»Terminating Gateways

Terminating gateways enable connectivity from services in the Consul service mesh to services outside the mesh. These gateways effectively act as Connect proxies that can represent more than one service. They terminate Connect mTLS connections, enforce intentions, and forward requests to the appropriate destination.

Terminating Gateway Architecture

For additional use cases and usage patterns, review the tutorial for understanding terminating gateways.

»Security Considerations

By specifying a path to a CA file connections from the terminating gateway will be encrypted using one-way TLS authentication. If a path to a client certificate and private key are also specified connections from the terminating gateway will be encrypted using mutual TLS authentication.

If none of these are provided, Consul will only encrypt connections to the gateway and not from the gateway to the destination service.

When certificates for linked services are rotated, the gateway must be restarted to pick up the new certificates from disk. To avoid downtime, perform a rolling restart to reload the certificates. Registering multiple terminating gateway instances with the same name provides additional fault tolerance as well as the ability to perform rolling restarts.


Each terminating gateway needs:

  1. A local Consul client agent to manage its configuration.
  2. General network connectivity to services within its local Consul datacenter.

Terminating gateways also require that your Consul datacenters are configured correctly:

  • You'll need to use Consul version 1.8.0 or newer.
  • Consul Connect must be enabled on the datacenter's Consul servers.
  • gRPC must be enabled on all client agents.

Currently, Envoy is the only proxy with terminating gateway capabilities in Consul.

  • Terminating gateway proxies receive their configuration through Consul, which automatically generates it based on the gateway's registration. Currently Consul can only translate terminating gateway registration information into Envoy configuration, therefore the proxies acting as terminating gateways must be Envoy.

Connect proxies that send upstream traffic through a gateway aren't affected when you deploy terminating gateways. If you are using non-Envoy proxies as Connect proxies they will continue to work for traffic directed at services linked to a terminating gateway as long as they discover upstreams with the /health/connect endpoint.

»Running and Using a Terminating Gateway

For a complete example of how to enable connections from services in the Consul service mesh to services outside the mesh, review the terminating gateway tutorial.

»Terminating Gateway Configuration

Terminating gateways are configured in service definitions and registered with Consul like other services, with two exceptions. The first is that the kind must be "terminating-gateway". Second, the terminating gateway service definition may contain a Proxy.Config entry just like a Connect proxy service, to define opaque configuration parameters useful for the actual proxy software. For Envoy there are some supported gateway options as well as escape-hatch overrides.

Linking services to a terminating gateway is done with a terminating-gateway configuration entry. This config entry can be applied via the CLI or API.

Gateways with the same name in Consul's service catalog are configured with a single configuration entry. This means that additional gateway instances registered with the same name will determine their routing based on the existing configuration entry. Adding replicas of a gateway that routes to a particular set of services requires running the envoy subcommand on additional hosts and specifying the same gateway name with the service flag.

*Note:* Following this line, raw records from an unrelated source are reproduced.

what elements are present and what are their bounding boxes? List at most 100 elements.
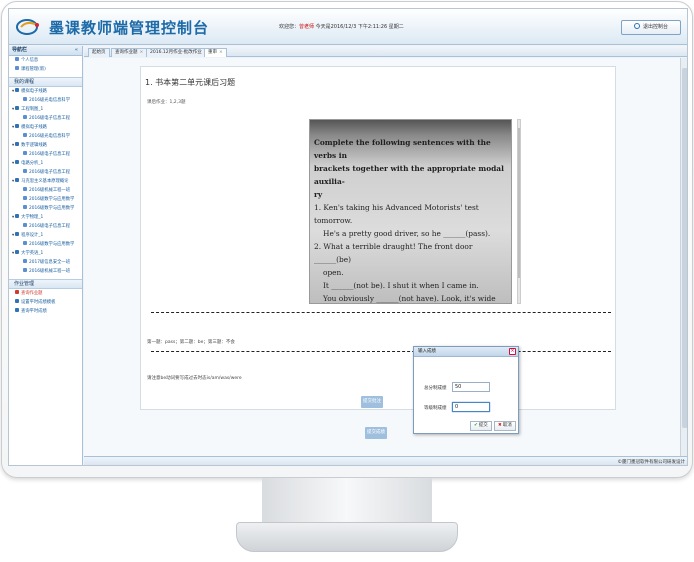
tab-bar: 起始页 查询作业题× 2016.12月作业-批改作业× 重审× <box>84 46 687 57</box>
photo-text-line: Complete the following sentences with th… <box>314 138 491 160</box>
sidebar-item-profile[interactable]: 个人信息 <box>9 56 82 65</box>
monitor-neck <box>262 478 432 522</box>
page-scrollbar[interactable] <box>680 58 687 456</box>
ok-button[interactable]: ✔提交 <box>470 421 492 431</box>
class-item[interactable]: 2016级机械工程一班 <box>9 186 82 195</box>
class-item[interactable]: 2016级电子信息工程 <box>9 222 82 231</box>
class-icon <box>23 169 27 173</box>
class-item[interactable]: 2016级数学与应用数学 <box>9 204 82 213</box>
course-item[interactable]: ▾ 电路分析_1 <box>9 159 82 168</box>
folder-icon <box>15 106 20 110</box>
sidebar-item-query-homework[interactable]: 查询作业题 <box>9 289 82 298</box>
class-item[interactable]: 2016级机械工程一班 <box>9 267 82 276</box>
expand-icon[interactable]: ▾ <box>12 251 14 256</box>
folder-icon <box>15 178 20 182</box>
photo-text-line: ry <box>314 190 323 199</box>
question-meta: 课后作业：1,2,3题 <box>147 100 186 105</box>
close-icon[interactable]: × <box>140 50 144 55</box>
class-icon <box>23 205 27 209</box>
class-item[interactable]: 2016级电子信息工程 <box>9 168 82 177</box>
class-item[interactable]: 2016级数学与应用数学 <box>9 240 82 249</box>
footer: ©厦门墨冠软件有限公司研发设计 <box>84 456 687 465</box>
class-item[interactable]: 2016级数学与应用数学 <box>9 195 82 204</box>
photo-text-line: 1. Ken's taking his Advanced Motorists' … <box>314 203 479 225</box>
sidebar-item-grade-template[interactable]: 设置平时成绩模板 <box>9 298 82 307</box>
folder-icon <box>15 88 20 92</box>
close-icon[interactable]: × <box>509 348 516 355</box>
photo-scrollbar[interactable] <box>517 119 521 304</box>
book-icon <box>15 66 19 70</box>
course-item[interactable]: ▾ 程序设计_1 <box>9 231 82 240</box>
class-item[interactable]: 2016级电子信息工程 <box>9 114 82 123</box>
photo-text: Complete the following sentences with th… <box>314 136 510 303</box>
expand-icon[interactable]: ▾ <box>12 233 14 238</box>
user-icon <box>15 57 19 61</box>
grade-dialog: 输入成绩 × 总分制成绩 50 等级制成绩 0 ✔提交 ✖取消 <box>413 346 519 434</box>
divider <box>151 312 611 313</box>
tab-grade-homework[interactable]: 2016.12月作业-批改作业× <box>146 48 212 57</box>
level-label: 等级制成绩 <box>424 406 447 411</box>
submit-grade-button[interactable]: 提交成绩 <box>365 427 387 439</box>
submit-comment-button[interactable]: 提交批注 <box>361 396 383 408</box>
expand-icon[interactable]: ▾ <box>12 161 14 166</box>
tab-review[interactable]: 重审 × <box>204 48 227 57</box>
folder-icon <box>15 250 20 254</box>
monitor-stand <box>236 522 458 552</box>
class-item[interactable]: 2017级信息安全一班 <box>9 258 82 267</box>
course-item[interactable]: ▾ 模拟电子线路 <box>9 123 82 132</box>
photo-text-line: 2. What a terrible draught! The front do… <box>314 242 473 264</box>
course-item[interactable]: ▾ 数字逻辑线路 <box>9 141 82 150</box>
folder-icon <box>15 124 20 128</box>
check-icon: ✔ <box>474 423 478 428</box>
expand-icon[interactable]: ▾ <box>12 107 14 112</box>
expand-icon[interactable]: ▾ <box>12 179 14 184</box>
cancel-button[interactable]: ✖取消 <box>494 421 516 431</box>
welcome-text: 欢迎您：曾老师 今天是2016/12/3 下午2:11:26 星期二 <box>279 24 404 30</box>
course-item[interactable]: ▾ 模拟电子线路 <box>9 87 82 96</box>
course-item[interactable]: ▾ 大学物理_1 <box>9 213 82 222</box>
score-input[interactable]: 50 <box>452 382 490 392</box>
dialog-header: 输入成绩 × <box>414 347 518 357</box>
list-icon <box>15 290 19 294</box>
homework-photo[interactable]: Complete the following sentences with th… <box>309 119 512 304</box>
class-icon <box>23 268 27 272</box>
photo-text-line: You obviously ______(not have). Look, it… <box>323 294 496 303</box>
tab-home[interactable]: 起始页 <box>88 48 110 57</box>
class-icon <box>23 187 27 191</box>
cancel-icon: ✖ <box>498 423 502 428</box>
question-title: 1. 书本第二单元课后习题 <box>145 78 236 87</box>
screen: 墨课教师端管理控制台 欢迎您：曾老师 今天是2016/12/3 下午2:11:2… <box>8 8 688 466</box>
sidebar-section-homework[interactable]: 作业管理 <box>9 279 82 289</box>
student-answer: 第一题：pass；第二题：be；第三题：不会 <box>147 340 235 345</box>
folder-icon <box>15 160 20 164</box>
course-item[interactable]: ▾ 马克思主义基本原理概论 <box>9 177 82 186</box>
expand-icon[interactable]: ▾ <box>12 215 14 220</box>
photo-text-line: open. <box>323 268 344 277</box>
sidebar-item-course-manage[interactable]: 课程管理(新) <box>9 65 82 74</box>
level-input[interactable]: 0 <box>452 402 490 412</box>
class-item[interactable]: 2016级光电信息科学 <box>9 96 82 105</box>
logo-icon <box>16 19 39 35</box>
course-item[interactable]: ▾ 大学英语_1 <box>9 249 82 258</box>
photo-text-line: brackets together with the appropriate m… <box>314 164 504 186</box>
photo-text-line: It ______(not be). I shut it when I came… <box>323 281 479 290</box>
class-icon <box>23 241 27 245</box>
sidebar-section-courses[interactable]: 我的课程 <box>9 77 82 87</box>
expand-icon[interactable]: ▾ <box>12 89 14 94</box>
teacher-note: 请注意be动词要写成过去时态is/am/was/were <box>147 376 242 381</box>
divider <box>151 351 611 352</box>
sidebar-item-query-grades[interactable]: 查询平时成绩 <box>9 307 82 316</box>
class-item[interactable]: 2016级电子信息工程 <box>9 150 82 159</box>
expand-icon[interactable]: ▾ <box>12 125 14 130</box>
course-item[interactable]: ▾ 工程制图_1 <box>9 105 82 114</box>
photo-text-line: He's a pretty good driver, so he ______(… <box>323 229 491 238</box>
tab-query-homework[interactable]: 查询作业题 × <box>111 48 148 57</box>
class-icon <box>23 259 27 263</box>
sidebar: 导航栏 « 个人信息 课程管理(新) 我的课程 ▾ 模拟电子线路 2016级光电信息… <box>9 46 83 465</box>
app-title: 墨课教师端管理控制台 <box>49 19 210 37</box>
collapse-icon[interactable]: « <box>75 46 78 55</box>
close-icon[interactable]: × <box>219 50 223 55</box>
class-item[interactable]: 2016级光电信息科学 <box>9 132 82 141</box>
expand-icon[interactable]: ▾ <box>12 143 14 148</box>
logout-button[interactable]: 退出控制台 <box>621 20 681 35</box>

The services that the terminating gateway will proxy for must be registered with Consul, even the services outside the mesh. They must also be registered in the same Consul datacenter as the terminating gateway. Otherwise the terminating gateway will not be able to discover the services' addresses. These services can be registered with a local Consul agent. If there is no agent present, the services can be registered directly in the catalog by sending the registration request to a client or server agent on a different host.

All services registered in the Consul catalog must be associated with a node, even when their node is not managed by a Consul client agent. All agent-less services with the same address can be registered under the same node name and address. However, ensure that the node name for external services registered directly in the catalog does not match the node name of any Consul client agent node. If the node name overlaps with the node name of a Consul client agent, Consul's anti-entropy sync will delete the services registered via the /catalog/register HTTP API endpoint.

For a complete example of how to register external services review the external services tutorial.